During those hearings the man claims that their marriage was not recognised in Ireland.

At the High Court John Temple BL for the woman said that she had successfully taken an action in her native country’s Supreme Court to have their marriage recognised there.

She is in the process of having the marriage recognised and registered in this jurisdiction by the Irish Circuit Court.

She claims that after learning of the decision of the courts in the woman’s native country the man decided to sell the family home in Ireland.

She claims that property, falls under the 1976 Family Home Protection Act and could not be sold without her consent.

Last week the High Court granted the woman an ex parte injunction preventing the man from selling the house until she consents.

She also secured an order preventing the man’s solicitor from releasing the proceeds of any sale to anyone, including the applicant, until her application to have the marriage recognised in Ireland has been completed.

The matter was briefly mentioned before Justice Eileen Roberts during today’s sitting of the High Court.

The judge was informed by Temple that the house had been sold.

His client had no issue with this as the sale appears to have been completed before the order was granted against the man, but she was concerned about the proceeds of the sale.

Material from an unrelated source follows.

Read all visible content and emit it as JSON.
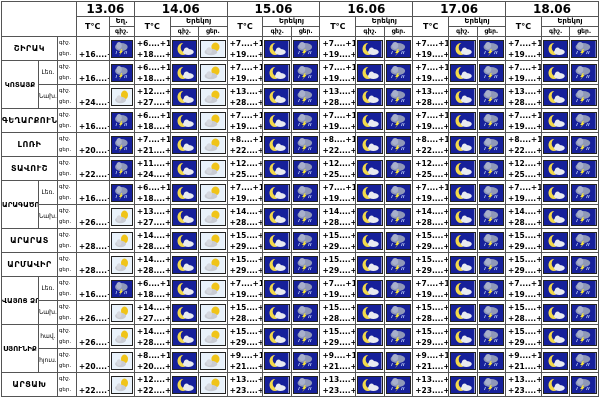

The man was aware of the court’s order and in an email to the woman’s lawyers had said that the proceeds of sale remain with a solicitor who the man claims is representing him.

Counsel said that while the solicitor named by the man in the email was of the highest integrity and “beyond reproach” his client was concerned that they were yet to hear anything from that particular solicitor.

Counsel said that there are fears that anything the man says have to be taken “with a grain of salt”, and was neither present nor represented in court when the case was called on.

Justice Roberts noted the applicant’s concerns.

She adjourned the matter, with the order to remain in place, to a date later this month.

The judge also expressed the court’s desire that formal contact be made with the man’s solicitor before the case is next mentioned before the court.